Trump Stages Friday Night Coup And Fires Federal Watchdogs That Monitor Corruption
A convicted felon president violates federal law and sets the stage for massive corruption in his administration.
The Daily is a citizen-written alternative to the mainstream media committed to democracy, freedom, good government, and the issues that matter to you. Please join our community and support us by becoming a subscriber.
Trump Fires Senate Confirmed IGs
The year was 1978, and then President Jimmy Carter signed the kind of law that not many people think much about. Carter signed the Inspector General Act which created the first 12 Inspector Generals to independently oversee federal agencies and monitor for waste, fraud, and abuse.
The number of IGs had grown to over 70. They monitored every area of the federal government. The Senate confirms them, and by law, a president is required to notify the Senate 30 days before he fires any of them.
The IGs were a check put in place to root out corruption, and they did a good job on the whole, which is why may of them were fired by Donald Trump.
In a move that has been signaled to have been coming for months, Trump fired the Inspectors General of 12 key federal agencies, including Defense, State, Transportation, Veterans Affairs, Housing and Urban Development, Interior, Energy, Commerce and Agriculture, as well as the Environmental Protection Agency, Small Business Administration and the Social Security Administration.
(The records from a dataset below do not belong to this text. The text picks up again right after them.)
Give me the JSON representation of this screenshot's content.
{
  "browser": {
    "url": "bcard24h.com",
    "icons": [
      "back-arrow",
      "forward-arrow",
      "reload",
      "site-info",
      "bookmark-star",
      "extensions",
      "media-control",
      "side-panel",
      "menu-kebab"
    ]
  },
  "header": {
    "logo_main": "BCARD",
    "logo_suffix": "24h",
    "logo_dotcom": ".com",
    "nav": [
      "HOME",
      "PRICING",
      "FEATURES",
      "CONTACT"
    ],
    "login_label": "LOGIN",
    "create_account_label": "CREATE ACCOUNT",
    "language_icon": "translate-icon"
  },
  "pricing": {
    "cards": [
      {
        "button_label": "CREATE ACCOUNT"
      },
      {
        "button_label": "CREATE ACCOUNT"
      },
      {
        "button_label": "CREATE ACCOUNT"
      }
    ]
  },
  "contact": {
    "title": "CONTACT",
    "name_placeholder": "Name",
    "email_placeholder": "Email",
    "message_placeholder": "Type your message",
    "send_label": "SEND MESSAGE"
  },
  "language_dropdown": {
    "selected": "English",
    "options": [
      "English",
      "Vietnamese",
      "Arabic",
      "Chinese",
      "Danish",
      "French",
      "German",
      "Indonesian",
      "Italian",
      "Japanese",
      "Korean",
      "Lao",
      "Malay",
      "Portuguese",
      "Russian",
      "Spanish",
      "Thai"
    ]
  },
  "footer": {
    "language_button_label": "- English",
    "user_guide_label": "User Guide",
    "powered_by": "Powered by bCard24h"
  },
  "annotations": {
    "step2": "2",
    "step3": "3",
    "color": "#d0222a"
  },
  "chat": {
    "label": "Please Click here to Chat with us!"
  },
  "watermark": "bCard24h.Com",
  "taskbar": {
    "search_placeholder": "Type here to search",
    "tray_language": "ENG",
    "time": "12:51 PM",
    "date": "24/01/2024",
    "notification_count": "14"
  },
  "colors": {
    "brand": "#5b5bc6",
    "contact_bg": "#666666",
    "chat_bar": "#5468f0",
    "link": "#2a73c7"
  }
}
“It’s a widespread massacre,” said one of the fired inspectors general. “Whoever Trump puts in now will be viewed as loyalists, and that undermines the entire system.”
The emails informing the watchdogs of their dismissals rippled across the agencies Friday. Another fired inspector general learned of his ouster by reading the email for the first time while on the phone with a Washington Post reporter who had called to ask about it. The person reacted by saying the new administration “does not want anyone in this role who is going to be independent.”
“IGs have done exactly what the president says he wants: to fight fraud waste and abuse and make the government more effective,” that person added. “Firing this many of us makes no sense. It is counter to those goals.”
There was no distinction made for partisanship.
Trump fired IGs that he appointed during his first term and those appointed by other presidents.
The point appears to be to gut the system of internal agency oversight.